Desterrado del cielo por haber escuchado el llamado del abismo, lejos de toda malevolencia (porque no es capaz de alcanzar nunca, verdaderamente, el estado adulto), el homosexual es un ángel del Mal, un expulsado de toda comunidad porque en ninguna encuentra la posibilidad de construir alguna identidad que no sea precisamente la del desvío, el rechazo, la caída. ¿Cómo podría pensar el homosexual que su sustancia y su forma han sido producidas (por las leyes de la genética o por las reglas familiares)? No, no ha habido nunca intercesión alguna de algo ajeno a esa mismidad que lo constituye, lo paraliza y lo subleva: es él y sólo él (y su melancolía).

¿Por qué no morir, entonces? ¿Por qué no entregarse al mar de todos los olvidos?

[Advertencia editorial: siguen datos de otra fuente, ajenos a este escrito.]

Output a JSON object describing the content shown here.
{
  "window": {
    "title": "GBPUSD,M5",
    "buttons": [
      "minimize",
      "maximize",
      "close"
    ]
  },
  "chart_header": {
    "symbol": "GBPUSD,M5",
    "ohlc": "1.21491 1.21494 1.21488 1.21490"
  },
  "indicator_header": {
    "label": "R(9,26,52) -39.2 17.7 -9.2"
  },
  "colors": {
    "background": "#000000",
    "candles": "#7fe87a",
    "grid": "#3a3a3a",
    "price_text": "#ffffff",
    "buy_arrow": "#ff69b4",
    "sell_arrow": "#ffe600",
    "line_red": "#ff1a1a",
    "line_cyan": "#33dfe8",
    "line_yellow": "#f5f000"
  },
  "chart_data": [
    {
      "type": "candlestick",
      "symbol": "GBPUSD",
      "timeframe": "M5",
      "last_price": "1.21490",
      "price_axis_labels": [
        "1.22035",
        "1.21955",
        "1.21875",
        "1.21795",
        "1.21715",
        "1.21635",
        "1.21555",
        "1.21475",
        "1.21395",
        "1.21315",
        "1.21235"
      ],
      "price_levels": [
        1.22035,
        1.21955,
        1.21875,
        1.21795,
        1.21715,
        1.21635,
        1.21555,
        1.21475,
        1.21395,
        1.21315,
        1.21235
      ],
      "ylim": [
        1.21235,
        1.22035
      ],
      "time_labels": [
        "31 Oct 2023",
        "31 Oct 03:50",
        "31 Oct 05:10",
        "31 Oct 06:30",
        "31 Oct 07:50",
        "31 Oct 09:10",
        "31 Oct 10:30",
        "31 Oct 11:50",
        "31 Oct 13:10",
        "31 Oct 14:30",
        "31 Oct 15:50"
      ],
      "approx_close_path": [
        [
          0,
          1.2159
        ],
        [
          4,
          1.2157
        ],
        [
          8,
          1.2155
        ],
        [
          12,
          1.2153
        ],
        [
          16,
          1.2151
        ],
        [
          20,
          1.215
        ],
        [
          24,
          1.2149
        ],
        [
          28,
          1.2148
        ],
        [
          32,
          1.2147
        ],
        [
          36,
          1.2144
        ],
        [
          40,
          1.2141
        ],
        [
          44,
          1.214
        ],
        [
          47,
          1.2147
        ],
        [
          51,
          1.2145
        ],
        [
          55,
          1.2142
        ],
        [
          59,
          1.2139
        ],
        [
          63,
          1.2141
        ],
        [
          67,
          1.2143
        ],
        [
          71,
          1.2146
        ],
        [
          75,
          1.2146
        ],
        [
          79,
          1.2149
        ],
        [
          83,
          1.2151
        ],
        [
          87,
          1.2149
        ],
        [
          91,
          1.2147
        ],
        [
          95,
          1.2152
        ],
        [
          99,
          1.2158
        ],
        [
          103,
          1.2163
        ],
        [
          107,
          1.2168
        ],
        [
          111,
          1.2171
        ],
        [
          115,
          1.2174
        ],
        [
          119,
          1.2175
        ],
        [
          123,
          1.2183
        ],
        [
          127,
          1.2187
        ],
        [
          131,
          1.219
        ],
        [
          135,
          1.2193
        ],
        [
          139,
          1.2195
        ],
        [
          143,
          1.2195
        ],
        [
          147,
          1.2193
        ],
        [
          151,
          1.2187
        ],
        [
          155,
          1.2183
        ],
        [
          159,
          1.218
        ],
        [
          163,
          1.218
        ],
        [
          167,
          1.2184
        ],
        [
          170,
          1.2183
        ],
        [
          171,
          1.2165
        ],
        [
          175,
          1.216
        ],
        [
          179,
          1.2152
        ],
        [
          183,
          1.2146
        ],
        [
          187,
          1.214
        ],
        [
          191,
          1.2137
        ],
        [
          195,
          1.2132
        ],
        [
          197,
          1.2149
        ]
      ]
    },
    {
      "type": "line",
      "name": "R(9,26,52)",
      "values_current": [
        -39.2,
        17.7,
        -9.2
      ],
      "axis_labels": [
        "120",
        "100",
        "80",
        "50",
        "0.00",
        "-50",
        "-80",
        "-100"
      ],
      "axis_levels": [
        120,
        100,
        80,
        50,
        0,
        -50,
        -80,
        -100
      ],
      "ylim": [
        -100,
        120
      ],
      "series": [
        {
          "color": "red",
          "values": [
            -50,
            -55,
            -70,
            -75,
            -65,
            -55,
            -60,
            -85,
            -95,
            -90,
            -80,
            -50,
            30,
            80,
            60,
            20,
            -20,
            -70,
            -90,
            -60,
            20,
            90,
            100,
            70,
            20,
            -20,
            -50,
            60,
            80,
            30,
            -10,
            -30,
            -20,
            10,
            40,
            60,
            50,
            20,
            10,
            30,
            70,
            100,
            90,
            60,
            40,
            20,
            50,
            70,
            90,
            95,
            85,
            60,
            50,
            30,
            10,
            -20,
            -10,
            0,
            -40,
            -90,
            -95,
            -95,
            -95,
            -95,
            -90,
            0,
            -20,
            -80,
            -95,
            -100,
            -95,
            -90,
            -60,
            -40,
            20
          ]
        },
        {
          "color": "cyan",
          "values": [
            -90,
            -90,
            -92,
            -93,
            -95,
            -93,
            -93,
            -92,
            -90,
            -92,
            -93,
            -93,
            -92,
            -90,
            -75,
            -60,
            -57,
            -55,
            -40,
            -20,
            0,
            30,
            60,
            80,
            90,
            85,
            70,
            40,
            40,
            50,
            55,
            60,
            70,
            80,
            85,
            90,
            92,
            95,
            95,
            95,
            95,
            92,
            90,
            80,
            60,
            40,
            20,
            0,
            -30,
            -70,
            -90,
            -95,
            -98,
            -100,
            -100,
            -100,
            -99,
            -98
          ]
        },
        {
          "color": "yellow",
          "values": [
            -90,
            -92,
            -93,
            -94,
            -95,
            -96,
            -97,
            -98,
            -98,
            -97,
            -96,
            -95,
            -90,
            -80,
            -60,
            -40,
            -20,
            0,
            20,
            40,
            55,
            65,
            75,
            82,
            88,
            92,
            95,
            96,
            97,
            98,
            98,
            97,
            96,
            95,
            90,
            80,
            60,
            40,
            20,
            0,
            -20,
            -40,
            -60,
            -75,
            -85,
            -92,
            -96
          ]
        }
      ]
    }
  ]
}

“El orgullo cambió el exilio en rechazo voluntario, pero la soledad luminosa y continuamente deseada del artista es lo contrario de la reclusión taciturna y arrogante de los pederastas” (pág. 81). Esa es la clave: llamadas por potencias infernales, obligadas a obedecer esa voz que las separa de sí para siempre (separación que jamás permitirá que haya coincidencia del yo consigo mismo, ni con los otros), las locas se sostienen sólo en un arte, el arte de vivir, para el cual, naturalmente, no hay regla escrita y todo está, siempre, por principio, a punto de inventarse.